Sentiment des investisseurs et perspectives
Les événements spectaculaires de la semaine font ressortir plusieurs tendances. D’abord, le secteur crypto demeure étroitement lié aux développements macroéconomiques mondiaux. Les cryptomonnaies sont souvent présentées comme indépendantes des marchés financiers traditionnels alors qu’en réalité, elles restent très sensibles aux taux d’intérêt, au sentiment des investisseurs et aux flux entrant ou sortant des actifs risqués. Ensuite, la multiplication des produits réglementés comme les ETF a à la fois démocratisé l’accès aux actifs numériques et renforcé l’impact du comportement traditionnel des investisseurs sur le marché crypto.

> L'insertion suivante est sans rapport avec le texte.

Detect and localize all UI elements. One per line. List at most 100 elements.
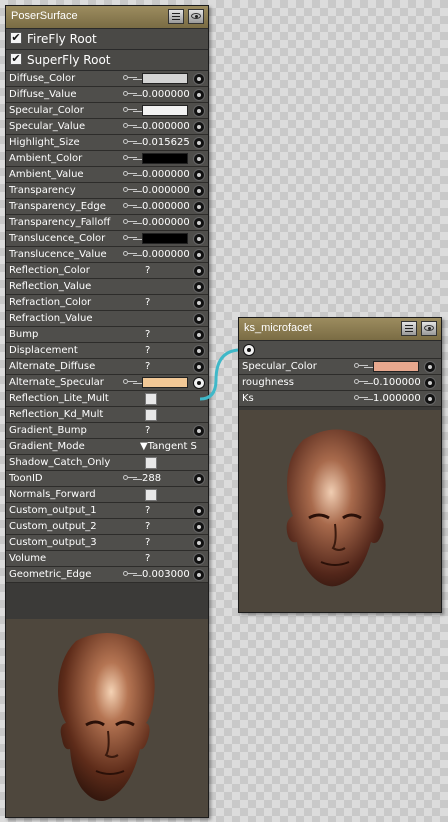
plug-icon[interactable] xyxy=(193,73,205,85)
key-icon[interactable] xyxy=(123,219,137,225)
key-icon[interactable] xyxy=(123,251,137,257)
key-icon[interactable] xyxy=(123,91,137,97)
plug-icon[interactable] xyxy=(193,249,205,261)
param-row-transparency[interactable]: Transparency 0.000000 xyxy=(6,183,208,199)
node-header[interactable]: PoserSurface xyxy=(6,6,208,29)
color-swatch[interactable] xyxy=(142,377,188,388)
output-plug-icon[interactable] xyxy=(243,344,255,356)
key-icon[interactable] xyxy=(123,139,137,145)
root-row-superfly-root[interactable]: ✔ SuperFly Root xyxy=(6,50,208,71)
param-row-specular-value[interactable]: Specular_Value 0.000000 xyxy=(6,119,208,135)
param-row-transparency-falloff[interactable]: Transparency_Falloff 0.000000 xyxy=(6,215,208,231)
param-row-diffuse-value[interactable]: Diffuse_Value 0.000000 xyxy=(6,87,208,103)
param-row-refraction-color[interactable]: Refraction_Color? xyxy=(6,295,208,311)
plug-icon[interactable] xyxy=(193,89,205,101)
node-header[interactable]: ks_microfacet xyxy=(239,318,441,341)
param-row-transparency-edge[interactable]: Transparency_Edge 0.000000 xyxy=(6,199,208,215)
key-icon[interactable] xyxy=(123,187,137,193)
plug-icon[interactable] xyxy=(193,265,205,277)
plug-icon[interactable] xyxy=(424,361,436,373)
root-checkbox[interactable]: ✔ xyxy=(10,32,22,44)
param-value[interactable]: 0.100000 xyxy=(373,377,421,388)
param-value[interactable]: 0.000000 xyxy=(142,249,190,260)
param-row-custom-output-3[interactable]: Custom_output_3? xyxy=(6,535,208,551)
param-row-translucence-value[interactable]: Translucence_Value 0.000000 xyxy=(6,247,208,263)
param-checkbox[interactable] xyxy=(145,409,157,421)
param-row-alternate-specular[interactable]: Alternate_Specular xyxy=(6,375,208,391)
menu-icon[interactable] xyxy=(168,9,184,24)
param-row-reflection-value[interactable]: Reflection_Value xyxy=(6,279,208,295)
param-checkbox[interactable] xyxy=(145,393,157,405)
param-row-toonid[interactable]: ToonID 288 xyxy=(6,471,208,487)
plug-icon[interactable] xyxy=(193,521,205,533)
key-icon[interactable] xyxy=(354,395,368,401)
key-icon[interactable] xyxy=(123,155,137,161)
plug-icon[interactable] xyxy=(193,297,205,309)
param-row-gradient-bump[interactable]: Gradient_Bump? xyxy=(6,423,208,439)
eye-icon[interactable] xyxy=(421,321,437,336)
param-value[interactable]: 0.003000 xyxy=(142,569,190,580)
param-value[interactable]: 0.015625 xyxy=(142,137,190,148)
param-value[interactable]: 0.000000 xyxy=(142,201,190,212)
color-swatch[interactable] xyxy=(142,153,188,164)
param-row-reflection-color[interactable]: Reflection_Color? xyxy=(6,263,208,279)
param-checkbox[interactable] xyxy=(145,489,157,501)
root-checkbox[interactable]: ✔ xyxy=(10,53,22,65)
param-row-translucence-color[interactable]: Translucence_Color xyxy=(6,231,208,247)
plug-icon[interactable] xyxy=(193,137,205,149)
plug-icon[interactable] xyxy=(193,169,205,181)
param-value[interactable]: 1.000000 xyxy=(373,393,421,404)
key-icon[interactable] xyxy=(123,75,137,81)
param-row-normals-forward[interactable]: Normals_Forward xyxy=(6,487,208,503)
param-row-custom-output-2[interactable]: Custom_output_2? xyxy=(6,519,208,535)
param-value[interactable]: 288 xyxy=(142,473,161,484)
param-value[interactable]: 0.000000 xyxy=(142,185,190,196)
plug-icon[interactable] xyxy=(193,553,205,565)
color-swatch[interactable] xyxy=(142,105,188,116)
eye-icon[interactable] xyxy=(188,9,204,24)
poser-surface-node[interactable]: PoserSurface ✔ FireFly Root ✔ SuperFly Root… xyxy=(5,5,209,818)
param-row-diffuse-color[interactable]: Diffuse_Color xyxy=(6,71,208,87)
plug-icon[interactable] xyxy=(193,185,205,197)
plug-icon[interactable] xyxy=(193,217,205,229)
plug-icon[interactable] xyxy=(193,121,205,133)
key-icon[interactable] xyxy=(123,107,137,113)
key-icon[interactable] xyxy=(354,363,368,369)
param-row-specular-color[interactable]: Specular_Color xyxy=(239,359,441,375)
param-row-shadow-catch-only[interactable]: Shadow_Catch_Only xyxy=(6,455,208,471)
color-swatch[interactable] xyxy=(142,233,188,244)
plug-icon[interactable] xyxy=(193,425,205,437)
menu-icon[interactable] xyxy=(401,321,417,336)
param-row-ks[interactable]: Ks 1.000000 xyxy=(239,391,441,407)
plug-icon[interactable] xyxy=(193,473,205,485)
plug-icon[interactable] xyxy=(193,281,205,293)
key-icon[interactable] xyxy=(123,203,137,209)
param-row-bump[interactable]: Bump? xyxy=(6,327,208,343)
key-icon[interactable] xyxy=(123,235,137,241)
param-row-specular-color[interactable]: Specular_Color xyxy=(6,103,208,119)
plug-icon[interactable] xyxy=(424,377,436,389)
root-row-firefly-root[interactable]: ✔ FireFly Root xyxy=(6,29,208,50)
plug-icon[interactable] xyxy=(193,153,205,165)
param-row-volume[interactable]: Volume? xyxy=(6,551,208,567)
plug-icon[interactable] xyxy=(424,393,436,405)
plug-icon[interactable] xyxy=(193,537,205,549)
key-icon[interactable] xyxy=(123,123,137,129)
plug-icon[interactable] xyxy=(193,105,205,117)
gradient-mode-dropdown[interactable]: ▼Tangent S xyxy=(140,441,197,452)
param-row-alternate-diffuse[interactable]: Alternate_Diffuse? xyxy=(6,359,208,375)
param-value[interactable]: 0.000000 xyxy=(142,169,190,180)
plug-icon[interactable] xyxy=(193,201,205,213)
key-icon[interactable] xyxy=(123,171,137,177)
key-icon[interactable] xyxy=(123,571,137,577)
param-value[interactable]: 0.000000 xyxy=(142,217,190,228)
key-icon[interactable] xyxy=(123,379,137,385)
param-row-ambient-value[interactable]: Ambient_Value 0.000000 xyxy=(6,167,208,183)
param-checkbox[interactable] xyxy=(145,457,157,469)
key-icon[interactable] xyxy=(123,475,137,481)
param-row-custom-output-1[interactable]: Custom_output_1? xyxy=(6,503,208,519)
param-row-gradient-mode[interactable]: Gradient_Mode ▼Tangent S xyxy=(6,439,208,455)
param-row-ambient-color[interactable]: Ambient_Color xyxy=(6,151,208,167)
param-row-reflection-kd-mult[interactable]: Reflection_Kd_Mult xyxy=(6,407,208,423)
plug-icon[interactable] xyxy=(193,569,205,581)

À l’avenir, les perspectives du secteur dépendront sans doute de plusieurs éléments :
- La trajectoire de la politique monétaire américaine et la clarté de la communication de la Réserve fédérale
- La santé des flux dans les ETF et le possible retour des investisseurs institutionnels comme acheteurs nets
- La situation financière des acteurs majeurs du secteur, comme en témoignent les récentes révélations de Grayscale
- La performance des actifs à risque globaux, qui influence souvent le climat des marchés secondaires tels que la crypto
À court terme, les haussiers comme les baissiers scruteront les décisions de la Fed, surveilleront la stabilisation des flux vers les ETF, et guetteront les signaux d’un retour de l’appétit pour le risque. D’ici là, prudence et volatilité continueront sans doute de dominer dans les actifs numériques.
Conclusion
Cette semaine a rappelé avec éclat la vulnérabilité du secteur crypto face aux forces du marché traditionnel. Malgré l’innovation technologique et un écosystème de produits réglementés en pleine expansion, le Bitcoin et ses pairs restent soumis aux aléas macroéconomiques, à la politique monétaire et à la psychologie des investisseurs. À mesure que les données s’accumulent et que la poussière retombe, le secteur fait face à un test crucial : saura-t-il traverser la tempête actuelle et se positionner pour une nouvelle phase de croissance, ou l’incertitude persistante entraînera-t-elle davantage de sorties et d’instabilité ? Les prochaines semaines seront décisives, investisseurs, analystes et dirigeants cherchant des repères dans un environnement en pleine mutation.